There was, to his mind, nothing sexier in a girl than a sense of humor.
“And after them?”
She
frowned. “I met this guy, his name is Stanley, online. We went on a few
dates and it didn’t go too bad, till his parole officer contacted me to
let me know he was back in jail for harassing little kids at a park.”
She winced. “It was messy. The police went through my house, looking for
signs of kiddie-porn. Apparently he was part of a child-prostitution
and trafficking ring. I had no idea. I got off with a warning, since
there was no evidence that I was involved, and he told them that I knew
nothing. I suspect they still monitor my internet history every once in a
while.”
Helpless laughter rocked through him. No wonder she was
still a virgin, if these were the kind of men she stumbled across during
her search.
“What about high school?” he asked. “And college?”
She
looked down at her hands. “I wasn’t exactly Miss Popular in school,”
she said simply. “I wasn’t even that shy girl that nobody talks to
except when they need help with math, because I sucked at math. Still
do, as a matter of fact. I didn’t fit in with any of the clicks. I
wasn't pretty and I wasn't clever, and I didn’t have any secret talents.

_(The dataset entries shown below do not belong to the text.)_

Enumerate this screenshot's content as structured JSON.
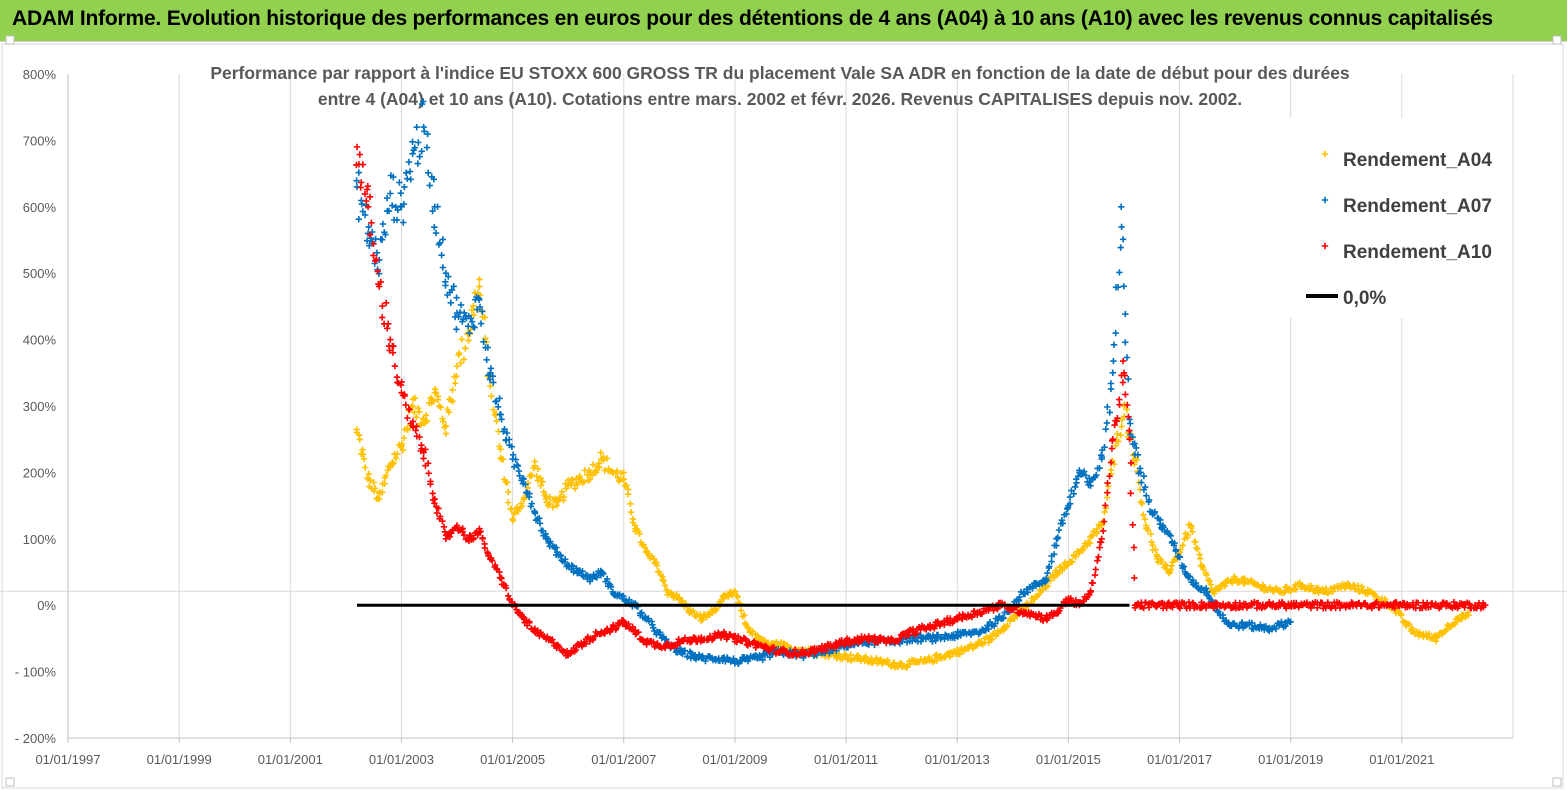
{
  "banner": {
    "title": "ADAM Informe. Evolution historique des performances en euros pour des détentions de 4 ans (A04) à 10 ans (A10) avec les revenus connus capitalisés",
    "background": "#92d050"
  },
  "chart_data": {
    "type": "scatter",
    "title": [
      "Performance par rapport à l'indice EU STOXX 600 GROSS TR  du placement Vale SA ADR en fonction de la date de début pour des durées",
      "entre 4 (A04) et 10 ans (A10). Cotations entre mars. 2002 et févr. 2026. Revenus CAPITALISES depuis nov. 2002."
    ],
    "xlabel": "",
    "ylabel": "",
    "xlim": [
      1997.0,
      2023.0
    ],
    "ylim": [
      -200,
      800
    ],
    "x_tick_values": [
      1997,
      1999,
      2001,
      2003,
      2005,
      2007,
      2009,
      2011,
      2013,
      2015,
      2017,
      2019,
      2021
    ],
    "x_tick_labels": [
      "01/01/1997",
      "01/01/1999",
      "01/01/2001",
      "01/01/2003",
      "01/01/2005",
      "01/01/2007",
      "01/01/2009",
      "01/01/2011",
      "01/01/2013",
      "01/01/2015",
      "01/01/2017",
      "01/01/2019",
      "01/01/2021"
    ],
    "y_tick_values": [
      800,
      700,
      600,
      500,
      400,
      300,
      200,
      100,
      0,
      -100,
      -200
    ],
    "y_tick_labels": [
      "800%",
      "700%",
      "600%",
      "500%",
      "400%",
      "300%",
      "200%",
      "100%",
      "0%",
      "- 100%",
      "- 200%"
    ],
    "grid": "vertical",
    "legend_position": "top-right",
    "series": [
      {
        "name": "Rendement_A04",
        "marker": "+",
        "color": "#ffc000",
        "points": [
          [
            2002.2,
            260
          ],
          [
            2002.4,
            190
          ],
          [
            2002.6,
            160
          ],
          [
            2002.8,
            210
          ],
          [
            2003.0,
            240
          ],
          [
            2003.2,
            300
          ],
          [
            2003.4,
            280
          ],
          [
            2003.6,
            320
          ],
          [
            2003.8,
            270
          ],
          [
            2004.0,
            360
          ],
          [
            2004.2,
            410
          ],
          [
            2004.4,
            480
          ],
          [
            2004.6,
            330
          ],
          [
            2004.8,
            220
          ],
          [
            2005.0,
            130
          ],
          [
            2005.2,
            160
          ],
          [
            2005.4,
            210
          ],
          [
            2005.6,
            160
          ],
          [
            2005.8,
            150
          ],
          [
            2006.0,
            180
          ],
          [
            2006.2,
            190
          ],
          [
            2006.4,
            200
          ],
          [
            2006.6,
            220
          ],
          [
            2006.8,
            200
          ],
          [
            2007.0,
            190
          ],
          [
            2007.2,
            120
          ],
          [
            2007.4,
            80
          ],
          [
            2007.6,
            60
          ],
          [
            2007.8,
            20
          ],
          [
            2008.0,
            10
          ],
          [
            2008.2,
            -10
          ],
          [
            2008.4,
            -20
          ],
          [
            2008.6,
            -10
          ],
          [
            2008.8,
            10
          ],
          [
            2009.0,
            20
          ],
          [
            2009.2,
            -30
          ],
          [
            2009.4,
            -50
          ],
          [
            2009.6,
            -60
          ],
          [
            2009.8,
            -60
          ],
          [
            2010.0,
            -65
          ],
          [
            2010.4,
            -70
          ],
          [
            2010.8,
            -75
          ],
          [
            2011.2,
            -80
          ],
          [
            2011.6,
            -85
          ],
          [
            2012.0,
            -90
          ],
          [
            2012.4,
            -85
          ],
          [
            2012.8,
            -75
          ],
          [
            2013.2,
            -65
          ],
          [
            2013.6,
            -50
          ],
          [
            2014.0,
            -20
          ],
          [
            2014.4,
            10
          ],
          [
            2014.8,
            50
          ],
          [
            2015.2,
            80
          ],
          [
            2015.6,
            120
          ],
          [
            2016.0,
            300
          ],
          [
            2016.2,
            220
          ],
          [
            2016.4,
            120
          ],
          [
            2016.6,
            70
          ],
          [
            2016.8,
            50
          ],
          [
            2017.0,
            80
          ],
          [
            2017.2,
            120
          ],
          [
            2017.4,
            60
          ],
          [
            2017.6,
            20
          ],
          [
            2017.8,
            30
          ],
          [
            2018.0,
            40
          ],
          [
            2018.4,
            30
          ],
          [
            2018.8,
            20
          ],
          [
            2019.2,
            30
          ],
          [
            2019.6,
            20
          ],
          [
            2020.0,
            30
          ],
          [
            2020.4,
            20
          ],
          [
            2020.8,
            0
          ],
          [
            2021.2,
            -40
          ],
          [
            2021.6,
            -50
          ],
          [
            2022.0,
            -20
          ],
          [
            2022.2,
            -15
          ]
        ]
      },
      {
        "name": "Rendement_A07",
        "marker": "+",
        "color": "#0070c0",
        "points": [
          [
            2002.2,
            630
          ],
          [
            2002.4,
            560
          ],
          [
            2002.6,
            520
          ],
          [
            2002.8,
            620
          ],
          [
            2003.0,
            600
          ],
          [
            2003.2,
            680
          ],
          [
            2003.4,
            720
          ],
          [
            2003.6,
            600
          ],
          [
            2003.8,
            500
          ],
          [
            2004.0,
            440
          ],
          [
            2004.2,
            420
          ],
          [
            2004.4,
            460
          ],
          [
            2004.6,
            350
          ],
          [
            2004.8,
            280
          ],
          [
            2005.0,
            220
          ],
          [
            2005.2,
            190
          ],
          [
            2005.4,
            140
          ],
          [
            2005.6,
            100
          ],
          [
            2005.8,
            80
          ],
          [
            2006.0,
            60
          ],
          [
            2006.2,
            50
          ],
          [
            2006.4,
            40
          ],
          [
            2006.6,
            50
          ],
          [
            2006.8,
            20
          ],
          [
            2007.0,
            10
          ],
          [
            2007.2,
            0
          ],
          [
            2007.4,
            -20
          ],
          [
            2007.6,
            -40
          ],
          [
            2007.8,
            -60
          ],
          [
            2008.0,
            -70
          ],
          [
            2008.4,
            -80
          ],
          [
            2008.8,
            -80
          ],
          [
            2009.0,
            -85
          ],
          [
            2009.4,
            -80
          ],
          [
            2009.8,
            -70
          ],
          [
            2010.2,
            -75
          ],
          [
            2010.6,
            -70
          ],
          [
            2011.0,
            -60
          ],
          [
            2011.4,
            -55
          ],
          [
            2011.8,
            -55
          ],
          [
            2012.2,
            -50
          ],
          [
            2012.6,
            -50
          ],
          [
            2013.0,
            -45
          ],
          [
            2013.4,
            -40
          ],
          [
            2013.8,
            -20
          ],
          [
            2014.2,
            20
          ],
          [
            2014.6,
            40
          ],
          [
            2014.8,
            100
          ],
          [
            2015.0,
            150
          ],
          [
            2015.2,
            200
          ],
          [
            2015.4,
            180
          ],
          [
            2015.6,
            220
          ],
          [
            2015.8,
            350
          ],
          [
            2015.95,
            600
          ],
          [
            2016.1,
            280
          ],
          [
            2016.3,
            200
          ],
          [
            2016.5,
            140
          ],
          [
            2016.7,
            120
          ],
          [
            2016.9,
            90
          ],
          [
            2017.1,
            50
          ],
          [
            2017.3,
            30
          ],
          [
            2017.5,
            20
          ],
          [
            2017.7,
            -10
          ],
          [
            2017.9,
            -30
          ],
          [
            2018.2,
            -30
          ],
          [
            2018.6,
            -35
          ],
          [
            2019.0,
            -25
          ]
        ]
      },
      {
        "name": "Rendement_A10",
        "marker": "+",
        "color": "#ff0000",
        "points": [
          [
            2002.2,
            690
          ],
          [
            2002.4,
            600
          ],
          [
            2002.6,
            480
          ],
          [
            2002.8,
            400
          ],
          [
            2003.0,
            320
          ],
          [
            2003.2,
            270
          ],
          [
            2003.4,
            230
          ],
          [
            2003.6,
            160
          ],
          [
            2003.8,
            100
          ],
          [
            2004.0,
            120
          ],
          [
            2004.2,
            100
          ],
          [
            2004.4,
            110
          ],
          [
            2004.6,
            70
          ],
          [
            2004.8,
            40
          ],
          [
            2005.0,
            0
          ],
          [
            2005.2,
            -20
          ],
          [
            2005.4,
            -40
          ],
          [
            2005.6,
            -50
          ],
          [
            2005.8,
            -60
          ],
          [
            2006.0,
            -75
          ],
          [
            2006.2,
            -60
          ],
          [
            2006.4,
            -50
          ],
          [
            2006.6,
            -40
          ],
          [
            2006.8,
            -35
          ],
          [
            2007.0,
            -25
          ],
          [
            2007.2,
            -40
          ],
          [
            2007.4,
            -55
          ],
          [
            2007.6,
            -60
          ],
          [
            2007.8,
            -60
          ],
          [
            2008.0,
            -55
          ],
          [
            2008.4,
            -50
          ],
          [
            2008.8,
            -45
          ],
          [
            2009.0,
            -50
          ],
          [
            2009.4,
            -60
          ],
          [
            2009.8,
            -70
          ],
          [
            2010.2,
            -72
          ],
          [
            2010.6,
            -65
          ],
          [
            2011.0,
            -55
          ],
          [
            2011.4,
            -50
          ],
          [
            2011.8,
            -55
          ],
          [
            2012.2,
            -40
          ],
          [
            2012.6,
            -30
          ],
          [
            2013.0,
            -20
          ],
          [
            2013.4,
            -10
          ],
          [
            2013.8,
            0
          ],
          [
            2014.2,
            -10
          ],
          [
            2014.6,
            -20
          ],
          [
            2014.8,
            -10
          ],
          [
            2015.0,
            10
          ],
          [
            2015.2,
            0
          ],
          [
            2015.4,
            20
          ],
          [
            2015.6,
            100
          ],
          [
            2015.8,
            250
          ],
          [
            2016.0,
            350
          ],
          [
            2016.1,
            250
          ],
          [
            2016.2,
            0
          ],
          [
            2016.6,
            0
          ],
          [
            2017.0,
            0
          ],
          [
            2018.0,
            0
          ],
          [
            2019.0,
            0
          ],
          [
            2020.0,
            0
          ],
          [
            2021.0,
            0
          ],
          [
            2022.0,
            0
          ],
          [
            2022.5,
            0
          ]
        ]
      },
      {
        "name": "0,0%",
        "marker": "line",
        "color": "#000000",
        "points": [
          [
            2002.2,
            0
          ],
          [
            2016.1,
            0
          ]
        ]
      }
    ]
  }
}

The only thing I was good at was reading, and I did a lot of that. But
nobody makes friends in the school library, right? Especially not if the
girl is chubby and have the fashion sense of a blind nun.”
“Now that
part I can help you with,” he said. “Why don’t I go shopping with you
and help you pick out a few outfits that will make the, uh, best of your
figure?”
She looked down at herself. True, she was wearing
sweatpants, but they were new and still neat. And her sweater might be a
bit too big after her diet, but it was of a good material and had been
expensive and it didn’t lose shape in the wash. But his words made her
feel downright dowdy.
“Do you remember what I told you last night?” he asked.
“I barely remember you, never mind anything you told me,” she said, stung.
He
frowned a little and gazed at her with an intent look on his face that
made her wonder if he could see more than what she revealed.
“You
expressed the wish to... how to put this delicately? find somebody to
enjoy yourself with, but you were concerned that you don’t have the
right look and personality to attract men. I merely offered my advice to
help you if you wanted an objective opinion.”
“Oh,” she said, pushing her plate away from her with one finger.
Actually,
what he’d promised was to help her learn to fake it, but Brandon was
strangely reluctant to hurt her feelings by telling her that. She was
female, after all, and would immediately conclude that he thought she
wasn’t good enough or pretty enough, or didn’t have what it takes to
attract men like ants to a syrup bottle.
And that was just bull.
Even if he had had almost those exact same thoughts not twelve hours ago.
“Why are you being so nice to me?” she asked after a few semi-awkward moments of silence.
He shrugged. “Maybe I’m just a nice guy.”
“Men are never nice unless they have an agenda.”
He winced. “Ouch. True, but ouch.”
She gave him a small smile. “So what’s your agenda?”
Getting in your pants.
“Maybe I want library privileges.”
She snorted. “Like what?”
Showing you what the reference section should really be used for.